Karşısındaki çelik kukla üç kez sertleştirilmişti. Sertliği hemen hemen Kristal Boa Yılanı’nın derisi ile aynı seviyedeydi. Neredeyse ikiye bölebilecek olması bile büyük başarı olarak görülebilirdi.
‘Bir de şöyle deneyelim bakalım.’
Kılıcı kınına koyduktan sonra vücudundaki Mana deveran etti. Son birkaç aydır Mana yetişimine çok önem vermemiş olsa da gelişimi çok hızlı bir şekilde ilerliyordu. Cain kendi yeteneğinin farkındaydı. Doğa tarafından ona verilmiş olan bu saf yetenek diğerlerinde olmayan bir şeydi.
O, hiçbir şey yapmasa bile gelişebilecek kadar yetenekliydi.
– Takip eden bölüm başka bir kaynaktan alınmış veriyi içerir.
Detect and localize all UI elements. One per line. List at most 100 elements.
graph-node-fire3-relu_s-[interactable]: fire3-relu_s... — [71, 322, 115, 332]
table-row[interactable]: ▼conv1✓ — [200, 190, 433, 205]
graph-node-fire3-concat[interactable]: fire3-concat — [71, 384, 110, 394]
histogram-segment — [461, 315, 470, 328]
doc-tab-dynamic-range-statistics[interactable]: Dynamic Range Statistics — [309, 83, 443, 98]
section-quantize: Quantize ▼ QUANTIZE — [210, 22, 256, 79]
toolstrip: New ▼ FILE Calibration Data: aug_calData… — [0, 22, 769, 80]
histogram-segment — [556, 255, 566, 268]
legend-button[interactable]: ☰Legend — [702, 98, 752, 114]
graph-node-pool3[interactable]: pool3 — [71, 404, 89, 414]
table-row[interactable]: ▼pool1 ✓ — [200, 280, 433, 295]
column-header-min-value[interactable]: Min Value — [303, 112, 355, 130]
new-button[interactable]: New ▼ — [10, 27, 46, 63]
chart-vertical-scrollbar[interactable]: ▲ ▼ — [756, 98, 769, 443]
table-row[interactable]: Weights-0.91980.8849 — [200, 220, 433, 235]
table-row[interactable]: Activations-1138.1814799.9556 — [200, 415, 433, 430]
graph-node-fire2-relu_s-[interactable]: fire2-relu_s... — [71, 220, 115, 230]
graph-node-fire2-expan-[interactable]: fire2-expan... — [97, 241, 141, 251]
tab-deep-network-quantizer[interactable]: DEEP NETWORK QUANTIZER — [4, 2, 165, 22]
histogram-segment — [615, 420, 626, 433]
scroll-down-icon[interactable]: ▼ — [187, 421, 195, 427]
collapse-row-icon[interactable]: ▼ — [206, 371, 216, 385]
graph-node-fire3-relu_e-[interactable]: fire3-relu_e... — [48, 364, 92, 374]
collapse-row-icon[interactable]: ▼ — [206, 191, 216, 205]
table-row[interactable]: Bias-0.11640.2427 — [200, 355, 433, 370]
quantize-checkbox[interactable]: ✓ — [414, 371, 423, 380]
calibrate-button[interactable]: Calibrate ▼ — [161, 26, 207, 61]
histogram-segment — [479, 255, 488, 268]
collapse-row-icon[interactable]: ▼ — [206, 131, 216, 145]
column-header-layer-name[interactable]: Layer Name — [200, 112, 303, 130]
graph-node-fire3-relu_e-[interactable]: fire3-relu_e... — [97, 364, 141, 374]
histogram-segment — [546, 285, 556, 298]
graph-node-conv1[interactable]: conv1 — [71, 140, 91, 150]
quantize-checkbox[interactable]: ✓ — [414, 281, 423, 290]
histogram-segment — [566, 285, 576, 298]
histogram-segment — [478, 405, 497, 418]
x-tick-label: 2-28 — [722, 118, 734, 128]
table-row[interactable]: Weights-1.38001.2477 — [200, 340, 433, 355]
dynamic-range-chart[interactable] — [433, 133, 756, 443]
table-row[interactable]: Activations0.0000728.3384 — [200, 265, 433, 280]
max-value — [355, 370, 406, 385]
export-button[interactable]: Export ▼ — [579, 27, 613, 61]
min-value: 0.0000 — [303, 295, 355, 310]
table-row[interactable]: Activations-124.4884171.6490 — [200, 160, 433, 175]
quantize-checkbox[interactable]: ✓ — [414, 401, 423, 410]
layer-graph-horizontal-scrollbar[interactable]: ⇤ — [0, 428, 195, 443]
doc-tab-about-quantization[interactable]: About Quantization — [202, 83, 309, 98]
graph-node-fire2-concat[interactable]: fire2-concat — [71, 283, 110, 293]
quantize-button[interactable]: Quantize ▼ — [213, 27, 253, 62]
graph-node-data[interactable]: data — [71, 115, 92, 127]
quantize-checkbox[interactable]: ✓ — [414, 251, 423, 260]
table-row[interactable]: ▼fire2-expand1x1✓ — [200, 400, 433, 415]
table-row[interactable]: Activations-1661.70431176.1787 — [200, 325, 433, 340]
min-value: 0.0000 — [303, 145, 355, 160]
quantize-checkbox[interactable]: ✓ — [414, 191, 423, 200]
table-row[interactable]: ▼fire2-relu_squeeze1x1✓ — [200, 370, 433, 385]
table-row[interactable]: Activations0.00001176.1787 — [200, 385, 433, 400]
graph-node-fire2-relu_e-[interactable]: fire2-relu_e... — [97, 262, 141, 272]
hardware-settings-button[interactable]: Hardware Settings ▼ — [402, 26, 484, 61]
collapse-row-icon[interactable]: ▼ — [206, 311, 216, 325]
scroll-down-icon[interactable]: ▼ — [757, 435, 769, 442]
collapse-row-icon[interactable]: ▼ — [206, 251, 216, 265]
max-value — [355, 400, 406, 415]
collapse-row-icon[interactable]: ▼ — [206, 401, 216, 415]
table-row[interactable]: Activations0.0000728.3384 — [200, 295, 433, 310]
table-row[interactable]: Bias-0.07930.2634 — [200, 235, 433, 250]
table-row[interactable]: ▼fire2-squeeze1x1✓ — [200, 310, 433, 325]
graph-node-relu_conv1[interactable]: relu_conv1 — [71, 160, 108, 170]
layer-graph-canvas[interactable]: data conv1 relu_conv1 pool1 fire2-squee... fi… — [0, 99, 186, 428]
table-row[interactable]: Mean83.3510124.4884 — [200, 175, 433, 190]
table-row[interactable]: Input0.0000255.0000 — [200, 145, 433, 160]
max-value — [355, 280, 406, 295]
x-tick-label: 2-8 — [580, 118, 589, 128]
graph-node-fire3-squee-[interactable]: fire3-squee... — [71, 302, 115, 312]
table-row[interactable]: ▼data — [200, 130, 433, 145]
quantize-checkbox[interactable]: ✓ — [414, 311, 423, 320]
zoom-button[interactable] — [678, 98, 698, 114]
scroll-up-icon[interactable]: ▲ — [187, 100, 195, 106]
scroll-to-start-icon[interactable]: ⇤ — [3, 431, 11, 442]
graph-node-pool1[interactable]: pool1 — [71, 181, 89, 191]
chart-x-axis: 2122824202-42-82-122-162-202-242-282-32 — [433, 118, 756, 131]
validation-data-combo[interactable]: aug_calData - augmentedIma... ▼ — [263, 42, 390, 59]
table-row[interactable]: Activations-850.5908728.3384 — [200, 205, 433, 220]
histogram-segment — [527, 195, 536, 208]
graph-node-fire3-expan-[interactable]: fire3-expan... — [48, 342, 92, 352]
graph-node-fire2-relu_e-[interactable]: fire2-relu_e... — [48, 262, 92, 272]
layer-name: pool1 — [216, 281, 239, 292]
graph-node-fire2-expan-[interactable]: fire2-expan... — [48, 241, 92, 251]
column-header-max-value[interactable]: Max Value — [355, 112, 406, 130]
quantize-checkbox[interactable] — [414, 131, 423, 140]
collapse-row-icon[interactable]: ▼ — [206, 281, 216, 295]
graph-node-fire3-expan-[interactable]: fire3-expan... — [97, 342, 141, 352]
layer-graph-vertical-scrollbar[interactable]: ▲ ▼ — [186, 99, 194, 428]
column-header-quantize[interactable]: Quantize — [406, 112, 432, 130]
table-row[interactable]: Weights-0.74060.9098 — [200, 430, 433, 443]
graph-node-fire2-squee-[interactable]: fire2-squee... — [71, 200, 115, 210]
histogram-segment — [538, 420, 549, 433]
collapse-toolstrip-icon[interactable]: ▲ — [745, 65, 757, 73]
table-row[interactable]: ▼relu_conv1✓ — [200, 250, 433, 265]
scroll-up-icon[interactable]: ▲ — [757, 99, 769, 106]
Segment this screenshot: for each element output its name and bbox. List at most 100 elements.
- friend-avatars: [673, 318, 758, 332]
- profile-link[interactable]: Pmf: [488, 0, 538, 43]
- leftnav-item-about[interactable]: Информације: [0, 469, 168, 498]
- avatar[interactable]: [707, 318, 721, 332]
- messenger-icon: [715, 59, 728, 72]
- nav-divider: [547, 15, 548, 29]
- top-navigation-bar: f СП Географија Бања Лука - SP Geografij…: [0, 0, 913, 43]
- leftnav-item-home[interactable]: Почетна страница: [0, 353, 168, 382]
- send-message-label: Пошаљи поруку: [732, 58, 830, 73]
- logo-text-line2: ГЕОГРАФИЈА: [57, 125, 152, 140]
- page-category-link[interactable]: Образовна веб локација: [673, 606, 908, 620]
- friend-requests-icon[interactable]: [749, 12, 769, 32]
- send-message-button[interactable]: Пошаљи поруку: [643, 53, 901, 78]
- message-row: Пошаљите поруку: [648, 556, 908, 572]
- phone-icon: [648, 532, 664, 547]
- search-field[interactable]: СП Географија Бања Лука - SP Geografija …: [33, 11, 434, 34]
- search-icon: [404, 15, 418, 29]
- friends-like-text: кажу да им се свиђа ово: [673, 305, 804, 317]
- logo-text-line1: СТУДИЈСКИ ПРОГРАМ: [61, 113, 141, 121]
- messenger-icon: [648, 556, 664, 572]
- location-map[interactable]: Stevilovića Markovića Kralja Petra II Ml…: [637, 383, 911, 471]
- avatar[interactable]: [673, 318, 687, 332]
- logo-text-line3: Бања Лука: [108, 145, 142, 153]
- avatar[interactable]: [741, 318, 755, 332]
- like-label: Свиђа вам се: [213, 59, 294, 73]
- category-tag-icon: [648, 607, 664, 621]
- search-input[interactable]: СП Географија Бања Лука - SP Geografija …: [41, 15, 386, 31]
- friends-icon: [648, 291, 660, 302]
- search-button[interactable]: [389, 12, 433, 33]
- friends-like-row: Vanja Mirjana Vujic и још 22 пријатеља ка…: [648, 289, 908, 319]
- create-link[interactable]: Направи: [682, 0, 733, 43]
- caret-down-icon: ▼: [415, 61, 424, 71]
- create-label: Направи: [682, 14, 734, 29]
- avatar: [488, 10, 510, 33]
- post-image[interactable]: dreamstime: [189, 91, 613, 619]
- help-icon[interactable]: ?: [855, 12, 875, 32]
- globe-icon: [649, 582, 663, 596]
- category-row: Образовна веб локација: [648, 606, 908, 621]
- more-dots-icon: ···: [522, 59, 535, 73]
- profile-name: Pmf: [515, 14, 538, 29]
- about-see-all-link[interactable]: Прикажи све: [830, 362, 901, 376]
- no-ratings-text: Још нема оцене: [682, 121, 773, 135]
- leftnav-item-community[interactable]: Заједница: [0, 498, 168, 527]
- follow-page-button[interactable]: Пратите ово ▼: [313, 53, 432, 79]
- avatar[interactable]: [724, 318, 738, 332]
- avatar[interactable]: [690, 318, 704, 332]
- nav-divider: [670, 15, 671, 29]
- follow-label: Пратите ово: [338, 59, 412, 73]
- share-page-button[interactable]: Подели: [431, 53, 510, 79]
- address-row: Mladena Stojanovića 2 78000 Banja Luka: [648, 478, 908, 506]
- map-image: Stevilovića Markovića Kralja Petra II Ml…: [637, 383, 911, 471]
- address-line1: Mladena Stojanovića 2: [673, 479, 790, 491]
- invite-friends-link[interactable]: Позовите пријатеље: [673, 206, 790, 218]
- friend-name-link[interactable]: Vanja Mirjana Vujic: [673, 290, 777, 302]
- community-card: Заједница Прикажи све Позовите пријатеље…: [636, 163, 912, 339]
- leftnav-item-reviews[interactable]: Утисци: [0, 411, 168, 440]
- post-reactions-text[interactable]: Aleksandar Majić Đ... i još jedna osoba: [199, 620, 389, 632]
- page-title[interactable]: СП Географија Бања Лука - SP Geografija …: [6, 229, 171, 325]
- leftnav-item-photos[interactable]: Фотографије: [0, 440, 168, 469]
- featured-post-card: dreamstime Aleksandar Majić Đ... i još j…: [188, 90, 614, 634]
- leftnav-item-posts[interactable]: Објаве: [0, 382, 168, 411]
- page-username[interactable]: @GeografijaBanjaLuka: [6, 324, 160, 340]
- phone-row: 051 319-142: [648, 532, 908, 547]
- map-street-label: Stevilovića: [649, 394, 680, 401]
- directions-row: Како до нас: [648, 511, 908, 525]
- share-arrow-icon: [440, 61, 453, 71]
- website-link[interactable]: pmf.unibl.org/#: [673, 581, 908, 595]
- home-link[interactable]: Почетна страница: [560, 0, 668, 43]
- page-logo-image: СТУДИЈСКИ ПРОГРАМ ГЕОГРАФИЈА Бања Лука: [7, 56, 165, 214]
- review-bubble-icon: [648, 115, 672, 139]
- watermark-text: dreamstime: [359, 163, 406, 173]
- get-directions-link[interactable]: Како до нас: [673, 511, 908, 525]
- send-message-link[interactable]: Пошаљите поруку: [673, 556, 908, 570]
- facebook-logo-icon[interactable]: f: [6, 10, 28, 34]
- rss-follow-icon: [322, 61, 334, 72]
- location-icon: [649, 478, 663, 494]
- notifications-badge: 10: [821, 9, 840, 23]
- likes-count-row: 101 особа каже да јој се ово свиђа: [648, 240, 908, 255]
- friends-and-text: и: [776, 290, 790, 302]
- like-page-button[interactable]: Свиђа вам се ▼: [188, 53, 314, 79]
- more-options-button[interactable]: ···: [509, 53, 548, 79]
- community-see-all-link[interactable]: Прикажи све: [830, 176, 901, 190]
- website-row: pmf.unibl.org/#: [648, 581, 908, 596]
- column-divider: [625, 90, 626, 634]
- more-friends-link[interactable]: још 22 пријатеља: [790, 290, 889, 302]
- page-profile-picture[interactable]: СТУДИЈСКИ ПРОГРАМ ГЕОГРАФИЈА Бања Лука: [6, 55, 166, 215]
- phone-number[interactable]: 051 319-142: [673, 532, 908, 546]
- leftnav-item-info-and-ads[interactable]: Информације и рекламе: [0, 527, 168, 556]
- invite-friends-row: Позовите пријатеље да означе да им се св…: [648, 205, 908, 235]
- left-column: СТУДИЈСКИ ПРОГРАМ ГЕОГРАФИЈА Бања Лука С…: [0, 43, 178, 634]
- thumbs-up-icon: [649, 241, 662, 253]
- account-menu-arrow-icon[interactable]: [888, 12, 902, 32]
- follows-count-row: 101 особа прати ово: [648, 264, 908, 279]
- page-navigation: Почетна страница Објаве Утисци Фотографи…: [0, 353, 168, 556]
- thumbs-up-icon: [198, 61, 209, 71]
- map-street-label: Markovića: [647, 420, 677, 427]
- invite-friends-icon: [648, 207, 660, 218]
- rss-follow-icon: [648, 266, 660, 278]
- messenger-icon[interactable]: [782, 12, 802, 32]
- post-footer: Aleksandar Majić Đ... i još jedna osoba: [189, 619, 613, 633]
Tabii böyle bir yeteneği boşa harcamak aptallık olurdu. Bu yüzden dahi bir eğitmen olan Brixton’un tüm deneyim ve becerilerini sonuna kadar kullanarak kendini geliştirmişti. Onun himayesi altında tam 116 savaş tekniği öğrenmiş, binlerce kez talim savaşı yapmış ve çeşitli yetenekler edinmişti.
Eğitimin sonuna gelirken ise bu 116 savaş tekniğinden sadece beş tanesinde ustalaşmaya karar vermişti.
Bunlardan biri Hoyrat Rüzgar’dı.
Elit seviyesinde bir teknik olmasına rağmen Cain’in öğrendiği ilk savaş tekniğiydi. Ustalık seviyesinde saniyeler içerisinde yüzlerce Rüzgar Bıçağı’nı andıran kılıç hamlesi yapmasını sağlıyordu.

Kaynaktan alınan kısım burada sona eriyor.